'The Hulk' Villain Promises Dark Psychodrama, Hulk Dogs In Upcoming Flick

Ang Lee bringing comic book hero to big screen for first time in June 2003.

Ever since the Hulk's green eye peered out of the teaser trailer attached to "Spider-Man," fans have been clamoring for a look at the long-awaited Hollywood interpretation of the beloved Marvel Comics hero. Well, if one of the movie's main players is to be believed, "The Hulk" will be unlike any comic book movie they've ever seen when it finally hits theaters.

"There's nothing like it," proclaimed Josh Lucas, who plays Major Glenn Talbot in director Ang Lee's upcoming "Hulk" flick.

Lee, the visionary filmmaker behind "Crouching Tiger, Hidden Dragon" and "The Ice Storm," is the first director to take the Hulk to the big screen. The Hulk character himself will be completely computer-generated, while Eric Bana of "Black Hawk Down" will play his human counterpart.

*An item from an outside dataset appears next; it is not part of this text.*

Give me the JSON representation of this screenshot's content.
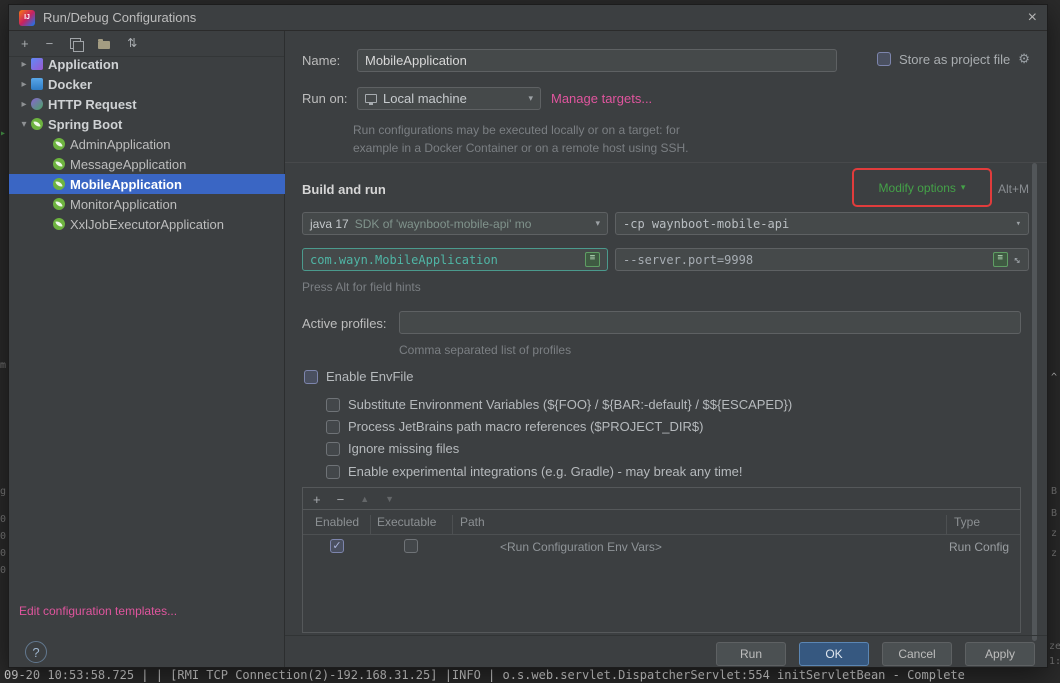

Lucas plays one of the film's main villains.

"He's a really, really bad guy," said Lucas, who also stars in Reese Witherspoon's upcoming "Sweet Home Alabama," of his character. "But driven by a very genuine reasoning in his own mind. He's not evil for the sake of being evil. He's not superhero-ish in any way. He's definitely coming from a place where his beliefs are feeding what he's doing. Which I think is always the key to playing those characters."

Apparently, Ang Lee's realistic approach to Lucas' villain is consistent with his approach to the entire production.

"It's the 'Ice Storm' of comic books," Lucas promised. "It really is. It's a really dark, psychological, very deep meditation on rage and repression."

Anyone who's followed the Green Goliath through his many comic book, cartoon and live action television incarnations should be well aware that rage is a central component of the Hulk mythos.

As the story goes, the Hulk was created when Dr. Bruce Banner was bombarded by gamma rays during a military experiment. The radioactive energy brought out Banner's inner beast, manifested in physical form by a massive, green-skinned monster of few words, heavy on super strength and possessed with a heroic heart of gold despite his bent toward outright savagery.

Late actor and sitcom director Bill Bixby played Banner on the popular "The Incredible Hulk" TV series that ran during the 1970s, with bodybuilder Lou Ferrigno — who was once Arnold Schwarzenegger's biggest competition — stepping in to play his monstrous counterpart. "The Hulk" was also briefly revived in a series of TV movies starring the same pair, which briefly featured Marvel heroes Thor and Daredevil, who is also getting the big movie treatment (see "Affleck, Garner Open Up About 'Daredevil' ").

This latest "Hulk" co-stars Nick Nolte ("48 Hours") and Jennifer Connelly, who acted alongside Lucas in "A Beautiful Mind."

"There are only five actors in the movie," Lucas said. "So it's really just a very small, interpersonal psychodrama in a sense."

It's a psychodrama that promises to tweak the established Hulk storyline to an undisclosed extent. For one thing, it involves a pack of vicious Hulk dogs.

"They're pretty dark," Lucas explained. "They're Nolte's. Nolte's [character] is definitely askew as well."

"The Hulk" is scheduled to hit theaters on June 20, 2003.